Akbar bergerak dengan tangan yang membawa tangga meletakkannya di bagian tengah ruangan. Lalu, ia menaiki satu persatu anak tangga untuk mengganti lampu kafe. Dengan lampu yang dihiasi rotan berbentuk lingkaran di tiap sisinya.
***
Indah kembali ke kafenya. Tempat yang selalu ia rindukan juga ingin ia kunjungi saat berada di rumah sakit.
Indah bergegas mendorong pintu. Terlihat Fadly yang tengah berdiri bagian kasir. Indah melambaikan tangannya menyapa.
Fadly membalas menyapa dengan senyumannya.
“Akbar dimana?” tanyanya setelah tak berhasil melihat tubuh Akbar.
“Di atas” ujar Fadly.
Indah mengangguk. Kemudian, ia kembali berjalan memasuki kamar milik Akbar.
“Dia tidur di atas lagi?” ujar indah setelah melihat kamar Akbar yang terlihat masih rapi sama seperti terakhir kali ia berada di tempat ini.
Kemudian tangannya meletakkan tas bawaannya di atas ranjang milik Akbar mengeluarkan baju Akbar yang sudah ia bawa dari tempat penatu. Tangan kanannya bergerak membuka bagian paling bawah terlihat satu amplop berwarna coklat. Mencuri perhatiannya.
Lalu, tanpa sadar tangannya meraih amplop itu.
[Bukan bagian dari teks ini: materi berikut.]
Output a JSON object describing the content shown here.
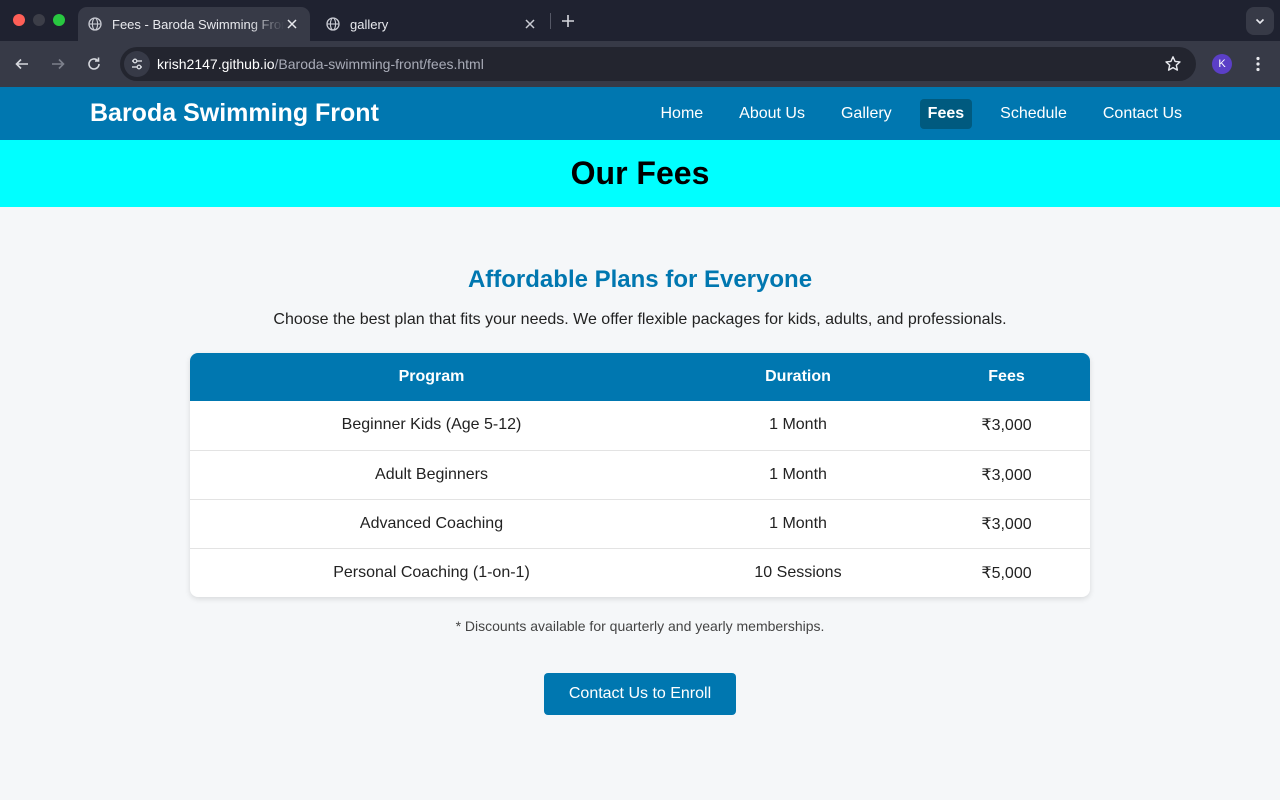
{
  "browser": {
    "tabs": [
      {
        "title": "Fees - Baroda Swimming Front",
        "active": true
      },
      {
        "title": "gallery",
        "active": false
      }
    ],
    "url_host": "krish2147.github.io",
    "url_path": "/Baroda-swimming-front/fees.html",
    "profile_initial": "K"
  },
  "header": {
    "brand": "Baroda Swimming Front",
    "nav": [
      {
        "label": "Home",
        "active": false
      },
      {
        "label": "About Us",
        "active": false
      },
      {
        "label": "Gallery",
        "active": false
      },
      {
        "label": "Fees",
        "active": true
      },
      {
        "label": "Schedule",
        "active": false
      },
      {
        "label": "Contact Us",
        "active": false
      }
    ]
  },
  "hero": {
    "title": "Our Fees"
  },
  "main": {
    "section_title": "Affordable Plans for Everyone",
    "intro": "Choose the best plan that fits your needs. We offer flexible packages for kids, adults, and professionals.",
    "table": {
      "headers": [
        "Program",
        "Duration",
        "Fees"
      ],
      "rows": [
        [
          "Beginner Kids (Age 5-12)",
          "1 Month",
          "₹3,000"
        ],
        [
          "Adult Beginners",
          "1 Month",
          "₹3,000"
        ],
        [
          "Advanced Coaching",
          "1 Month",
          "₹3,000"
        ],
        [
          "Personal Coaching (1-on-1)",
          "10 Sessions",
          "₹5,000"
        ]
      ]
    },
    "note": "* Discounts available for quarterly and yearly memberships.",
    "enroll_label": "Contact Us to Enroll"
  },
  "colors": {
    "brand_blue": "#0077b0",
    "hero_cyan": "#00ffff",
    "nav_active": "#005a7f",
    "page_bg": "#f5f7f9"
  }
}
Beberapa detik kemudian ia membukanya.
Matanya terbelalak setelah melihat satu gepok uang. Ia menutupnya kembali, lalu mengernyitkan dahinya. Tangannya bergerak menuangkan isi amplop diranjang.
Untuk beberapa saat ia terdiam, setelah melihat satu gepok uang itu ternyata bernilai dolar. Ia menggeleng tak mengerti kemudian tangannya bergerak mengambil buku kecil berwarna hijau.
Paspor
Republik Indonesia
Tiga kata itu muncul di bagian paling depan buku.
Indah mengernyitkan dahinya semakin tak mengerti.
Lalu ia mulai membuka tiga halaman pertama, terlihat data muncul.
Muhammad Luby akbar
Lalu terlihat di bagian paling bawah foto Akbar.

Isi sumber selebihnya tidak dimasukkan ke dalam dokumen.